Il y a bien longtemps, un président américain, même en plaisantant, suggérait que le Canada fasse la transition pour devenir le 51e État américain.
Blague, certes, mais avec sur fond une véritable acrimonie. Depuis la menace de Donald Trump publiée sur les réseaux d’imposer des droits de douane de 25% au Canada et au Mexique, on pensait que ces mêmes droits n’étaient qu’un levier. Dont le but essentiel était d’obliger les pays voisins à endiguer les problèmes liés aux migrants et au fentanyl.
Non! On le comprend désormais : Trump estime que l’important déficit commercial des États-Unis avec le Canada confine à l’extorsion, au vol. 100 milliards de dollars américains par an (140 milliards de dollars canadiens), a-t-il déclaré, gonflant les chiffres. Trump ne semble pas pouvoir concevoir que les relations commerciales entre pays puissent être mutuellement bénéfiques.
Offensant
Blague, certes, mais avec une part de vérité historique. “Je ne sais pas s’il comprend à quel point ses commentaires sont choquants pour de nombreux Canadiens”, a-t-il déclaré. Étoile de Toronto Asa McKercher, experte des relations canado-américaines au Collège militaire royal du Canada.
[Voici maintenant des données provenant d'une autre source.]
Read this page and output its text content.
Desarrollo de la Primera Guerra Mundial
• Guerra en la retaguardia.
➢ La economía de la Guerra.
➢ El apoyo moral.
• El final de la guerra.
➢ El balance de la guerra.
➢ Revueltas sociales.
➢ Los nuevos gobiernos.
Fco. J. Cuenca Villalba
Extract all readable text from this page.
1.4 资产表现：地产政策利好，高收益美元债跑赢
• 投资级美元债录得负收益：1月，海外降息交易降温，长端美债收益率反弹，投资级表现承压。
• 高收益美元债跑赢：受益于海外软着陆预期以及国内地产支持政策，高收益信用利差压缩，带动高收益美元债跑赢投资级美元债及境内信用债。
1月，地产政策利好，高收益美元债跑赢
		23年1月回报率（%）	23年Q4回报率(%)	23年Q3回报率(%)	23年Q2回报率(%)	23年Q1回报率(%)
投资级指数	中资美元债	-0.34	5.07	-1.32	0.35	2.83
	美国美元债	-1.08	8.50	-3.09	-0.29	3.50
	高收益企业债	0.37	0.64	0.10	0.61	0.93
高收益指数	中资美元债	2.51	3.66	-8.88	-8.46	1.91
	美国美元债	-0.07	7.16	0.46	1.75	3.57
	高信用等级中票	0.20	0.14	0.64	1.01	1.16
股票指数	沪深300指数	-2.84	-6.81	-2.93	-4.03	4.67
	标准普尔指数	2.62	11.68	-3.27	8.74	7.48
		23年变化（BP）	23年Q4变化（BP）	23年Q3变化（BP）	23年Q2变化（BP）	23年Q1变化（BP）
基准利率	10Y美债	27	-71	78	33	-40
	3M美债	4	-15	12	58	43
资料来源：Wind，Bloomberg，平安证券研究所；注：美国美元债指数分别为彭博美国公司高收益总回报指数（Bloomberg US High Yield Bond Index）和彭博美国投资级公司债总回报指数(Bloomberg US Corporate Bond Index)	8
Le Dominion du Canada reposait en grande partie sur le rejet du projet politique républicain des États-Unis. Rejet des deux peuples ayant été vaincus dans deux grands conflits : les Canadiens français, lors de la guerre de Sept Ans, et les Anglais souhaitant rester fidèles à la couronne après la guerre d’indépendance américaine. Les deux pays finiront par concocter une « Amérique du Nord britannique » en 1867.
Depuis le 18ème sièclee siècle, les Américains ont tenté à de nombreuses reprises d’englober le Canada. En 1775, par la force. En 1776, Benjamin Franklin tenta de persuader. En 1812, « guerre oubliée », qui aboutit à la prise de Washington et à l’incendie de la Maison Blanche (évoquée avec un étrange ressentiment par Trump en 2018, lors de son premier mandat !).
Certes, plusieurs Québécois, pour se libérer du joug britannique, rêvaient d’annexion. Papineau avant tout. Jusqu’à tout récemment, il existait même un « Parti 51 » autorisé par le Directeur général des élections.
Destin manifeste
Mais la vérité de la blague vos atoutsc’est autre chose : une vieille théorie ethnique, qui remonte au 19ee siècle, de « destinée manifeste ». Selon ce courant, les Américains auraient vocation à occuper, voire à contrôler, l’ensemble de l’espace américain.
D’ailleurs, ne fusionnent-ils pas avec le continent ? Ce sont des « Américains » et non des « Américains ». Amérique est pour eux synonyme deÉTATS-UNIS.
Voilà que ces vieilles idées moisies reviennent, sur le ton d’une plaisanterie acide, de la bouche du premier président de l’ère des « influenceurs ». Un propriétaire de réseau social, ironiquement nommé Thruth, comme celui-ci Pravda Soviétique et maintenant celui de Poutine (et qui fait de Trump, ô paradoxe, le concurrent d’Elon Musk et de son réseau X).
Une époque où il faut sans cesse provoquer (voire intimider) pour retenir et renouveler l’attention des abonnés. Un président qui estime que pour « lutter contre la bien-pensance, il faut en finir avec la bienséance » (selon les mots savants d’Alain Finkielkraut), dans le débat public comme en diplomatie. Nous avons quatre ans.